A partire dalle 20.30, Kittleson discuterà di “Crisi del diritto internazionale: guerra, giustizia globale e nuove asimmetrie di potere” insieme a Stefano Polli, di ANSA, Aldo Torchiaro, de Il Riformista, Iacopo Luzi, corrispondente dalla Casa Bianca, e Shervin Haravi, analista geopolitica. Modera Alessio Lasta, de Lo stato delle cose di Rai3.
Il tema riguarda uno dei nodi più difficili dell’attualità internazionale: la distanza crescente tra le norme che dovrebbero regolare i rapporti tra gli Stati e la realtà dei conflitti, delle occupazioni, delle guerre e delle nuove forme di confronto geopolitico.
Una crisi che non riguarda soltanto governi e istituzioni internazionali. Le sue conseguenze arrivano sul terreno, dove operano militari, civili, operatori umanitari e giornalisti. Per questi ultimi, il deterioramento degli equilibri internazionali significa anche lavorare in condizioni sempre più rischiose.
La presenza di Kittleson rende quindi il confronto particolarmente concreto: la libertà di informare non è una questione astratta quando per esercitarla si può finire nelle mani di una milizia.
La diplomazia come spazio possibile
Alle 21.30 il Festival sposterà il confronto dalla guerra alla ricerca di possibili strumenti di mediazione con “Diplomazia cattolica e scenari globali: mediazione, pace e conflitti internazionali”.
Interverranno l’arcivescovo di Otranto Francesco Neri, il giornalista Paolo Di Giannantonio, l’avvocato Donatella Perna e Andrea De Angelis, viceresponsabile della Radio Vaticana. Modera Giovanni Colonna, cultural services manager di ArtWork.

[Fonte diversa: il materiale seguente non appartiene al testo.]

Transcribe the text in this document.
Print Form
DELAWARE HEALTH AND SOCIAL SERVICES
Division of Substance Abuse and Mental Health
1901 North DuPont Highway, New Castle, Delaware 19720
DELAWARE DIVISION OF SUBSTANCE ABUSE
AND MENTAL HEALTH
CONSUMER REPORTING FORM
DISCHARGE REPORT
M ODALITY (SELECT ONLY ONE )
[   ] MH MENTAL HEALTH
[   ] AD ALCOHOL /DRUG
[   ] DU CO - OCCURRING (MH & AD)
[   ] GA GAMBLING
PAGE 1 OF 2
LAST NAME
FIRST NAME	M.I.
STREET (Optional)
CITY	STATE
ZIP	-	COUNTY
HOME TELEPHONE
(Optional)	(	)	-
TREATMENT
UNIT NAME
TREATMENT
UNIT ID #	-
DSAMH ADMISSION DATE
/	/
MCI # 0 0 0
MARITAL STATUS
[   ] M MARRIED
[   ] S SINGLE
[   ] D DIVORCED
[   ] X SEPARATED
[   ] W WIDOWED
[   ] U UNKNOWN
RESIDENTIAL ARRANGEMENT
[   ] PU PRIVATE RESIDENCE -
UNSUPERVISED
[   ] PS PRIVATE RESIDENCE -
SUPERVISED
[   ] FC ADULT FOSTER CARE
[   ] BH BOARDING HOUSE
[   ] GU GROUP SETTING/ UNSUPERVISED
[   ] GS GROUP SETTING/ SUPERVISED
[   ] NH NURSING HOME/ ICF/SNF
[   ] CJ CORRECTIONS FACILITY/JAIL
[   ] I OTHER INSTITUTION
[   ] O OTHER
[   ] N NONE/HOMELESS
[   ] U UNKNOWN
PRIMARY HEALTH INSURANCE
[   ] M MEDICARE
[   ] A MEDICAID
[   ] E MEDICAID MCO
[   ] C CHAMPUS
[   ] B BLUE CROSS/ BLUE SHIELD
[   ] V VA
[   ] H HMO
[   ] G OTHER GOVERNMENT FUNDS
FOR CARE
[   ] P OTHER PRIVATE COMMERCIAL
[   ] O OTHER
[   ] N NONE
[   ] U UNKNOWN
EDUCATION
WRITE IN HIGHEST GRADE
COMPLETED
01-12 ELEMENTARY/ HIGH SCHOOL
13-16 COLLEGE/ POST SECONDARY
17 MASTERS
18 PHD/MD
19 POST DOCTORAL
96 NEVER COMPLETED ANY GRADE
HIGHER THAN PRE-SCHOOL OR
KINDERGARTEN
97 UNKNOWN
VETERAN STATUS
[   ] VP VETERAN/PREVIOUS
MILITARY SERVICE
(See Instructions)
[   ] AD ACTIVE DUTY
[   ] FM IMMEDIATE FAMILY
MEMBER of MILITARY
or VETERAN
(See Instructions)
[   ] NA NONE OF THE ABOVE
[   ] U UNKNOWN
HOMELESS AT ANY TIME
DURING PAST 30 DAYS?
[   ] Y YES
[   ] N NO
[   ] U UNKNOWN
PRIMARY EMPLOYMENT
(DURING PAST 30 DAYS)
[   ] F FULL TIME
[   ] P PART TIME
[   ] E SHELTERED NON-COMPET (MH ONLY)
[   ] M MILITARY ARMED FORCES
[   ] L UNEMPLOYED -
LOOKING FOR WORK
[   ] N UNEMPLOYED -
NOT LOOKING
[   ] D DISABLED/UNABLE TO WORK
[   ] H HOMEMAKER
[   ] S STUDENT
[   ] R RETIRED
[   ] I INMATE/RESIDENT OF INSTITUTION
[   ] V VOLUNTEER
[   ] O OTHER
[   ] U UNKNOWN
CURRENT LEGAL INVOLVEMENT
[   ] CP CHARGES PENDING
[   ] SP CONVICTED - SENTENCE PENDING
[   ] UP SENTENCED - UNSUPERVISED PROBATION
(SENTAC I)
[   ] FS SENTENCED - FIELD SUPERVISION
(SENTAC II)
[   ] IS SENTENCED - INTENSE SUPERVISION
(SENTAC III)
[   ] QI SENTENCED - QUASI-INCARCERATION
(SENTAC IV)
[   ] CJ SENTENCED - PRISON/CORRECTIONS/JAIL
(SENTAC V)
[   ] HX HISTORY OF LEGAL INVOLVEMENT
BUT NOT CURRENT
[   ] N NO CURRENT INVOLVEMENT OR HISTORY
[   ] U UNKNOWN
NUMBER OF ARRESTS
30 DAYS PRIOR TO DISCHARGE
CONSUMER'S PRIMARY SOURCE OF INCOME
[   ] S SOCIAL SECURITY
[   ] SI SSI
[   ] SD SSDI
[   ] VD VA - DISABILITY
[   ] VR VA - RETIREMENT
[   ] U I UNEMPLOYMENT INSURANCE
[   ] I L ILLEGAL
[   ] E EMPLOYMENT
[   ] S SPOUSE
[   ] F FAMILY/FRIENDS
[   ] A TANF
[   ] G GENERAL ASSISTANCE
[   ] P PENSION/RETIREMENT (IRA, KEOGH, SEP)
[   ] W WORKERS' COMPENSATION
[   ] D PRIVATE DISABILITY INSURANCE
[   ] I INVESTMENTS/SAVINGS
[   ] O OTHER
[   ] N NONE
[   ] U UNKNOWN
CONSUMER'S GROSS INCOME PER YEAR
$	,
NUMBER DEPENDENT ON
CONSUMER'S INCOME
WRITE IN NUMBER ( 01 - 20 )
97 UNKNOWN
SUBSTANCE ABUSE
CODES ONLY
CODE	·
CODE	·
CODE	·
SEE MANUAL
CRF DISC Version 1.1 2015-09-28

Se il primo incontro mette a fuoco la crisi delle regole e delle istituzioni internazionali, il secondo guarda invece agli spazi ancora disponibili per il dialogo e la mediazione.
È una prospettiva particolarmente coerente con la storia di Otranto, città di confine e di incontro, che il Festival utilizza ancora una volta come luogo di discussione su questioni che superano ampiamente i confini italiani.
Dal conflitto all’informazione

La terza giornata arriva così al cuore di uno dei temi che attraversano l’intera XVIII edizione del Festival: il rapporto tra informazione e realtà in un mondo sempre più difficile da interpretare.
Guerre convenzionali e conflitti ibridi, propaganda, disinformazione, intelligenza artificiale e delegittimazione dei media stanno modificando il lavoro dei giornalisti e il rapporto con il pubblico. Ma alcune domande restano le stesse: verificare, distinguere i fatti dalla propaganda, cercare le fonti, raccontare ciò che accade.
E, in alcuni luoghi del mondo, farlo significa ancora rischiare la propria libertà o la propria vita.
La XVIII edizione del Festival Giornalisti del Mediterraneo, organizzata dal giornalista Tommaso Forte con Nicola Fragassi, Leda Cesari e Rosaria Bianco, in partnership con il Comune di Otranto, si concluderà venerdì 4 settembre con la consegna delle “Caravelle del Mediterraneo”.
Tra i riconoscimenti, anche il Premio speciale per la libertà di stampa a Shelly Kittleson, che torna così al centro della manifestazione non soltanto come ospite di un dibattito, ma come testimonianza concreta del prezzo che, ancora oggi, può essere necessario pagare per raccontare una guerra.